Par un mémoire en défense enregistré le 7 octobre 2025, le préfet des Hauts-de-Seine conclut au rejet de la requête.
Il fait valoir que M. A… n’a pas respecté le délai prévu à l’article R. 431-5 du code de l’entrée et du séjour des étrangers et du droit d’asile et a ainsi contribué par son manque de diligence, à l’urgence dont il se prévaut. Dans ces conditions, il n’établit pas que les effets de la décision attaquée porteraient une atteinte suffisamment grave et immédiate à sa situation de nature à caractériser une situation d’urgence au sens des dispositions de l’article L. 521-1 du code de justice administrative, justifiant que, sans attendre le jugement de la requête au fond, son exécution soit suspendue.
Vu :
- les autres pièces du dossier ;
- la requête n° 2517974, enregistrée le 1er octobre 2025, par laquelle M. A… demande l’annulation de la décision.
Vu :
le code de l’entrée et du séjour des étrangers et du droit d’asile ;
le code de justice administrative.
Le président du tribunal a désigné Mme Rolin, en application des dispositions de l’article L. 511-2 du code de justice administrative, pour statuer sur les requêtes en référé.
Les parties ont été régulièrement averties du jour de l’audience du 23 octobre 2025 à 14 heures 00.

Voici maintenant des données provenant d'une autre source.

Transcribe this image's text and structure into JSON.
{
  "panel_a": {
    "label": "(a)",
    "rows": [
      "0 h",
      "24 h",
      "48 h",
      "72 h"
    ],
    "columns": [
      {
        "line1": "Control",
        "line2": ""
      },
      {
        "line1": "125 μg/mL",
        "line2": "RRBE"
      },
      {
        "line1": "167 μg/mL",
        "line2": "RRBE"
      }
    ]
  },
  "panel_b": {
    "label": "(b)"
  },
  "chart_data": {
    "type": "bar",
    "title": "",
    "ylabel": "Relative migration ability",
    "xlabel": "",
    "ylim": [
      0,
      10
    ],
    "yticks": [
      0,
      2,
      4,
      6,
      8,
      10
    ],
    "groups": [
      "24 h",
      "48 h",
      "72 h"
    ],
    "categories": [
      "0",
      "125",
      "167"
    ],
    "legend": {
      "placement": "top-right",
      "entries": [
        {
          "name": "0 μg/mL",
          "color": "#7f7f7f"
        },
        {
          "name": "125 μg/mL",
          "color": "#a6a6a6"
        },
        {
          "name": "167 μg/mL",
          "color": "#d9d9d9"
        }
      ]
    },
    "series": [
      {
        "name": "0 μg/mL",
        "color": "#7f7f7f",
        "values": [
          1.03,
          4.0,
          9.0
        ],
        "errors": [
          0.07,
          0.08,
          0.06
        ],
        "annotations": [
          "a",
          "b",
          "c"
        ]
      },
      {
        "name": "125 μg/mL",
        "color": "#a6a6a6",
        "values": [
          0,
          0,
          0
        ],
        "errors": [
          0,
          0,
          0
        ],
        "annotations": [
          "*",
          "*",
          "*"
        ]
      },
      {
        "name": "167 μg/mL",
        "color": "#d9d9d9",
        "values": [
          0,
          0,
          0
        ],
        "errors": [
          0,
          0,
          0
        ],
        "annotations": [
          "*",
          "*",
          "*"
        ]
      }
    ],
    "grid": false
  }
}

Ont été entendus au cours de l’audience publique, tenue en présence de Mme Soulier, greffière d’audience :
- le rapport de Mme Rolin, juge des référés ;
- les observations de Me Singh, représentant M. A…, qui conclut aux mêmes fins, par les mêmes moyens.
Le préfet des Hauts-de-Seine n’étant ni présent ni représenté.
La clôture de l’instruction a été prononcée à l’issue de l’audience publique.
Considérant ce qui suit :
1. M. B… A…, ressortissant malien né le 25 août 2005, est entré en France le 7 mars 2021, à l’âge de 15 ans. Il a été confié à l’aide sociale à l’enfance (ASE) du conseil départemental des Hauts-de-Seine à compter du 10 mars 2021 jusqu’à sa majorité et a poursuivi ses études en baccalauréat professionnel, sous contrat d’alternance. L’intéressé s’est vu délivré par le préfet des Hauts-de-Seine un premier titre de séjour portant la mention « vie privée et familiale » valable du 28 novembre 2023 au 27 novembre 2024, dont il a sollicité le renouvellement le 21 octobre 2024 au moyen du téléservice « ANEF ». M. A… a bénéficié d’autorisations de prolongation d’instruction dont la dernière a expiré le 19 mai 2025. En raison du silence gardée par l’administration, une décision implicite, rejetant sa demande de renouvellement est née le 21 février 2025. Par la présente requête, M. A… demande à la juge des référés, statuant sur le fondement des dispositions de l’article L. 521-1 du code de justice administrative, d’ordonner la suspension de l’exécution de la décision implicite du préfet des Hauts-de-Seine sur cette demande.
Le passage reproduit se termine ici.